David Fincher To Direct HBO Pilot For 'Living On Noise,' About The '80s Music Video Scene
Hot on the heels of the confirmation that David Fincher and James Ellroy are working together on an HBO show comes the news of another project that Fincher will do for the big cable network. Fincher will direct the pilot for an HBO music video show called Living on Noise, described as a "half-hour HBO project about music videos in the 1980s."
(Update: The title may actually be Living on Video; see an early and spoiler-free plot report below.)
The Wrap has the news. Fincher, of course, got his start as a director making music-related projects. Early on, there was the Rick Springfield concert film The Beat of the Live Drum, then a series of increasingly more high-profile music videos for the likes of Sting, Madonna, and Michael Jackson.
This doesn't sound like a documentary series in the vein of HBO's Sonic Highways, created with Dave Grohl and the Foo Fighters, but a dramatic series reportedly rooted in the 1980s music video scene. Fincher was talking to Playboy not long ago, and mentioned "this TV show I'm doing about music videos in the 1980s and the crew members who worked on them." That would seem to be Living on Noise.
The timeline for production of this show is unclear. In addition to Shakedown, which is the James Ellroy project, and Living on Noise, Fincher is also working on a new version of the UK series Utopia for HBO, partnering with Gone Girl author Gillian Flynn. Fincher will direct all of the first season of Utopia.

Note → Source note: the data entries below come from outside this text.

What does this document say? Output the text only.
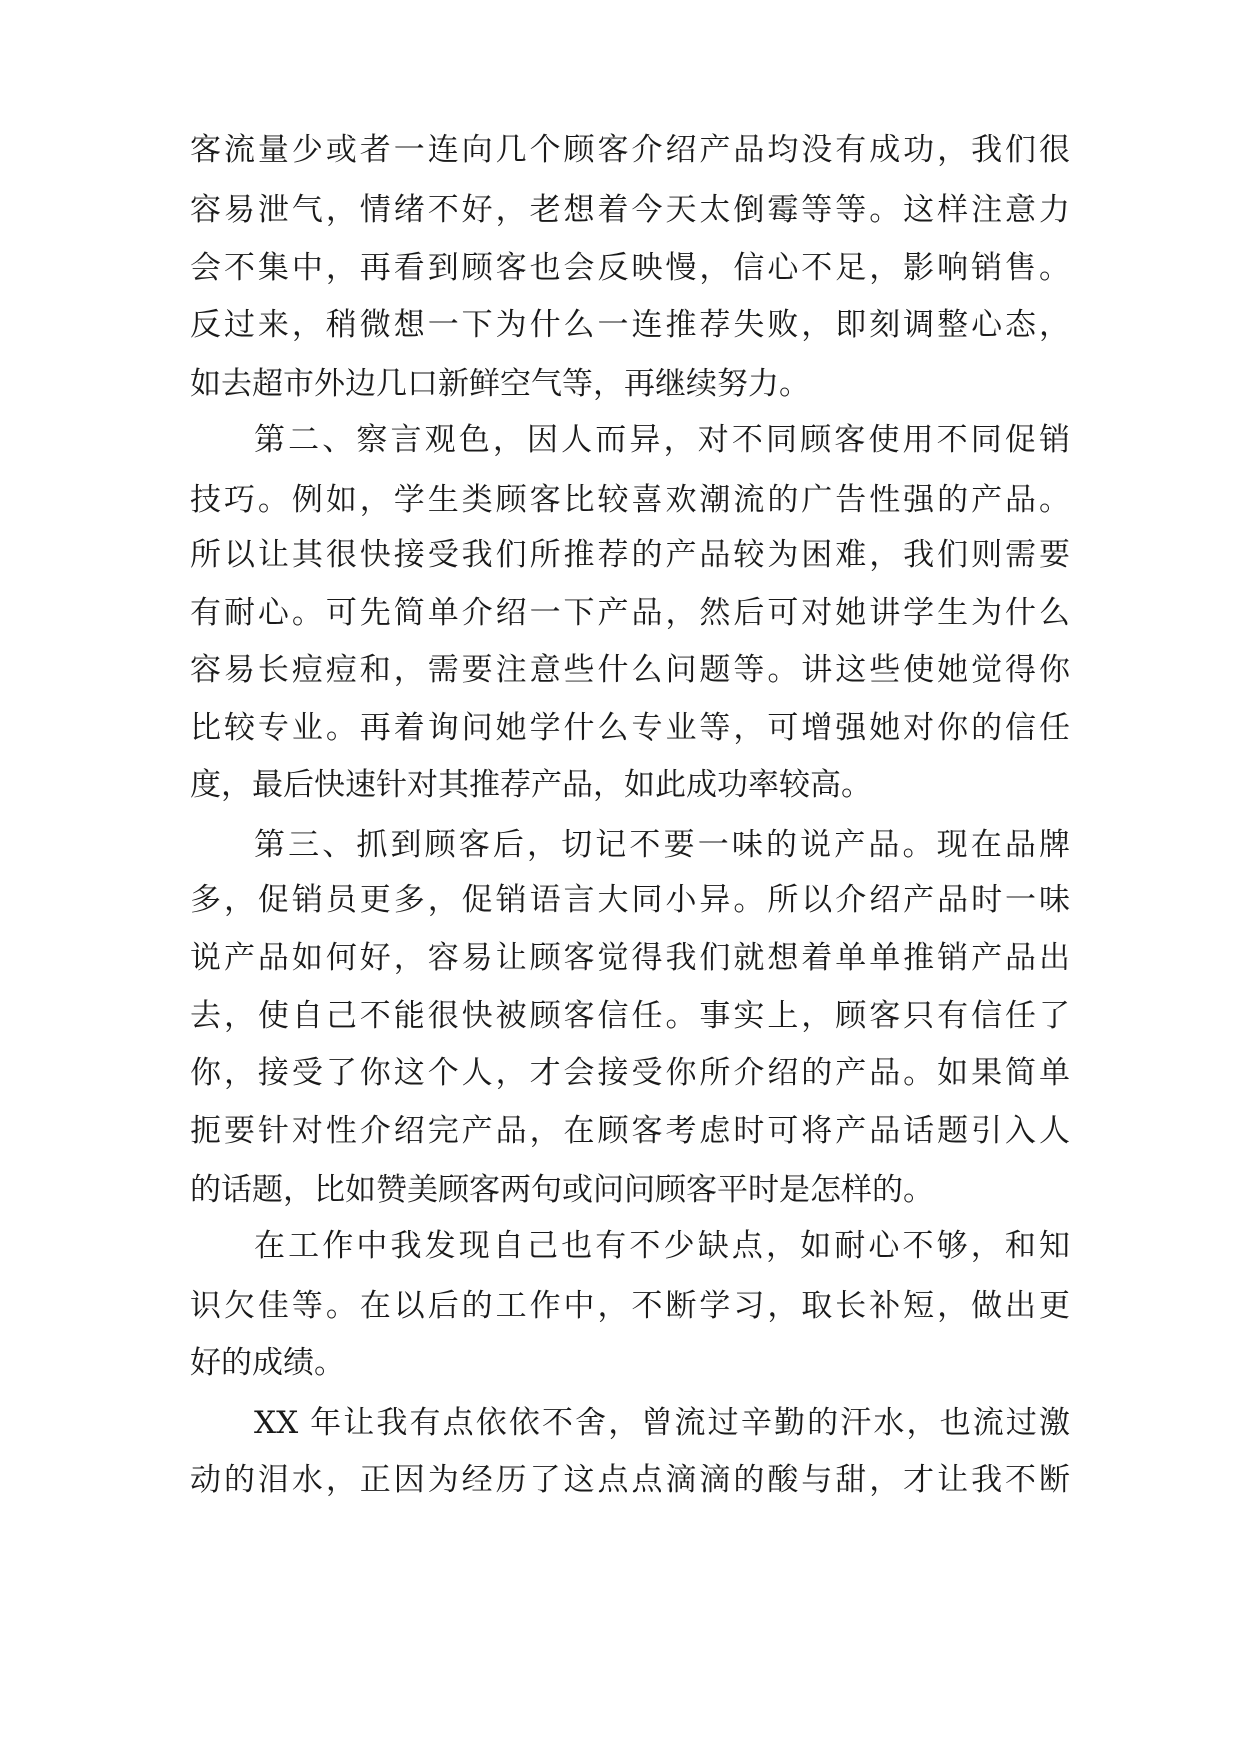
客流量少或者一连向几个顾客介绍产品均没有成功，我们很
容易泄气，情绪不好，老想着今天太倒霉等等。这样注意力
会不集中，再看到顾客也会反映慢，信心不足，影响销售。
反过来，稍微想一下为什么一连推荐失败，即刻调整心态，
如去超市外边几口新鲜空气等，再继续努力。
第二、察言观色，因人而异，对不同顾客使用不同促销
技巧。例如，学生类顾客比较喜欢潮流的广告性强的产品。
所以让其很快接受我们所推荐的产品较为困难，我们则需要
有耐心。可先简单介绍一下产品，然后可对她讲学生为什么
容易长痘痘和，需要注意些什么问题等。讲这些使她觉得你
比较专业。再着询问她学什么专业等，可增强她对你的信任
度，最后快速针对其推荐产品，如此成功率较高。
第三、抓到顾客后，切记不要一味的说产品。现在品牌
多，促销员更多，促销语言大同小异。所以介绍产品时一味
说产品如何好，容易让顾客觉得我们就想着单单推销产品出
去，使自己不能很快被顾客信任。事实上，顾客只有信任了
你，接受了你这个人，才会接受你所介绍的产品。如果简单
扼要针对性介绍完产品，在顾客考虑时可将产品话题引入人
的话题，比如赞美顾客两句或问问顾客平时是怎样的。
在工作中我发现自己也有不少缺点，如耐心不够，和知
识欠佳等。在以后的工作中，不断学习，取长补短，做出更
好的成绩。
XX 年让我有点依依不舍，曾流过辛勤的汗水，也流过激
动的泪水，正因为经历了这点点滴滴的酸与甜，才让我不断
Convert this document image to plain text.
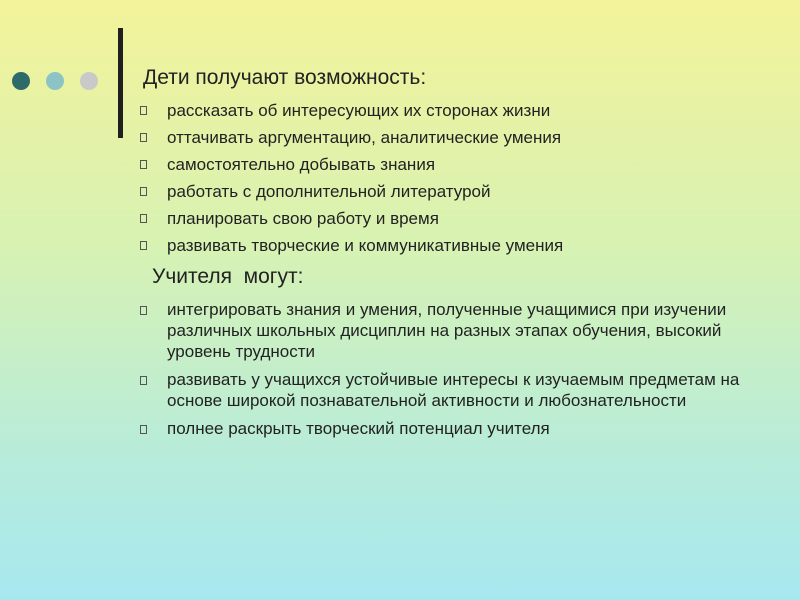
Дети получают возможность:

рассказать об интересующих их сторонах жизни
оттачивать аргументацию, аналитические умения
самостоятельно добывать знания
работать с дополнительной литературой
планировать свою работу и время
развивать творческие и коммуникативные умения

Учителя  могут:

интегрировать знания и умения, полученные учащимися при изучении различных школьных дисциплин на разных этапах обучения, высокий уровень трудности
развивать у учащихся устойчивые интересы к изучаемым предметам на основе широкой познавательной активности и любознательности
полнее раскрыть творческий потенциал учителя
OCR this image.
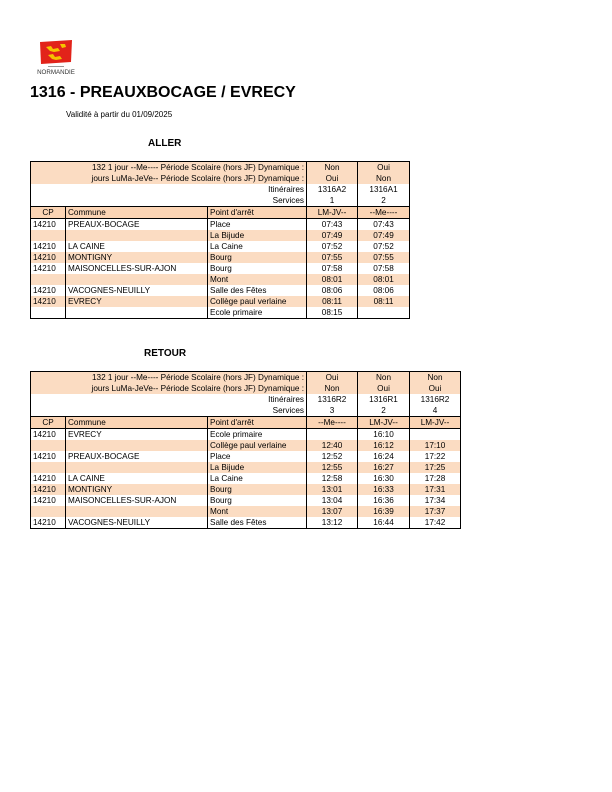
NORMANDIE
1316 - PREAUXBOCAGE / EVRECY
Validité à partir du 01/09/2025
ALLER
132 1 jour --Me---- Période Scolaire (hors JF) Dynamique :			Non	Oui
jours LuMa-JeVe-- Période Scolaire (hors JF) Dynamique :			Oui	Non
Itinéraires			1316A2	1316A1
Services			1	2
CP	Commune	Point d'arrêt	LM-JV--	--Me----
14210	PREAUX-BOCAGE	Place	07:43	07:43
		La Bijude	07:49	07:49
14210	LA CAINE	La Caine	07:52	07:52
14210	MONTIGNY	Bourg	07:55	07:55
14210	MAISONCELLES-SUR-AJON	Bourg	07:58	07:58
		Mont	08:01	08:01
14210	VACOGNES-NEUILLY	Salle des Fêtes	08:06	08:06
14210	EVRECY	Collège paul verlaine	08:11	08:11
		Ecole primaire	08:15	
RETOUR
132 1 jour --Me---- Période Scolaire (hors JF) Dynamique :			Oui	Non	Non
jours LuMa-JeVe-- Période Scolaire (hors JF) Dynamique :			Non	Oui	Oui
Itinéraires			1316R2	1316R1	1316R2
Services			3	2	4
CP	Commune	Point d'arrêt	--Me----	LM-JV--	LM-JV--
14210	EVRECY	Ecole primaire		16:10	
		Collège paul verlaine	12:40	16:12	17:10
14210	PREAUX-BOCAGE	Place	12:52	16:24	17:22
		La Bijude	12:55	16:27	17:25
14210	LA CAINE	La Caine	12:58	16:30	17:28
14210	MONTIGNY	Bourg	13:01	16:33	17:31
14210	MAISONCELLES-SUR-AJON	Bourg	13:04	16:36	17:34
		Mont	13:07	16:39	17:37
14210	VACOGNES-NEUILLY	Salle des Fêtes	13:12	16:44	17:42
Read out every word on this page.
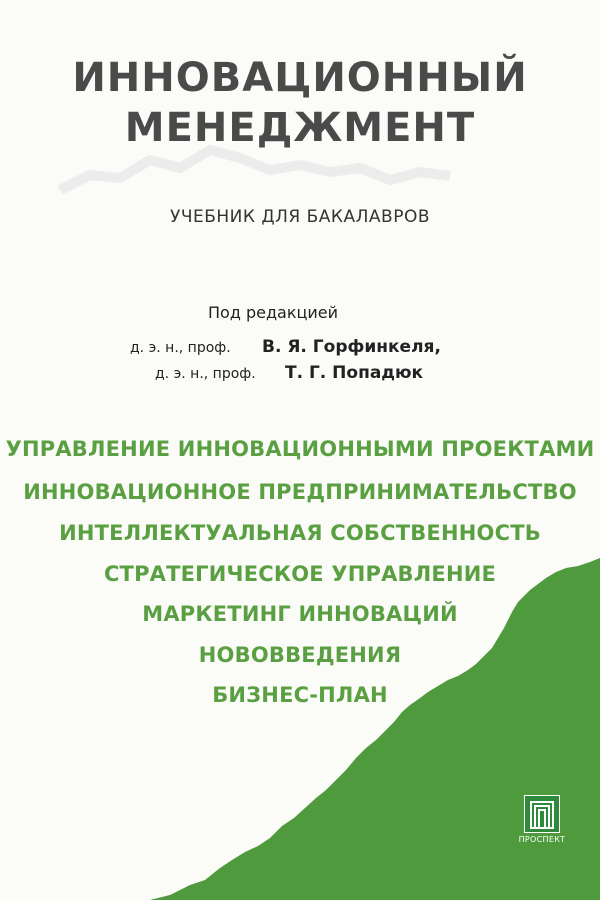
ИННОВАЦИОННЫЙ
МЕНЕДЖМЕНТ
УЧЕБНИК ДЛЯ БАКАЛАВРОВ
Под редакцией
д. э. н., проф. В. Я. Горфинкеля,
д. э. н., проф. Т. Г. Попадюк
УПРАВЛЕНИЕ ИННОВАЦИОННЫМИ ПРОЕКТАМИ
ИННОВАЦИОННОЕ ПРЕДПРИНИМАТЕЛЬСТВО
ИНТЕЛЛЕКТУАЛЬНАЯ СОБСТВЕННОСТЬ
СТРАТЕГИЧЕСКОЕ УПРАВЛЕНИЕ
МАРКЕТИНГ ИННОВАЦИЙ
НОВОВВЕДЕНИЯ
БИЗНЕС-ПЛАН
ПРОСПЕКТ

Update: Deadline contends that the current title is Living on Video, and that the pilot is written by Rich Wilkes and Bob Stevenson based on Fincher's idea. The site's report also fills in the blanks about the story:
Set in 1983 Los Angeles, Living on Video centers on Bobby, a wide-eyed guy who drops out of college and drives to Hollywood with dreams of directing a sci-fi epic. He lands a job as a PA for a company making music videos. In the vein of HBO's Entourage, the series revolves around the players of the then-exploding music video industry — directors, record executives and crew members, many of them dabbling in drugs — through the eyes of the newcomer.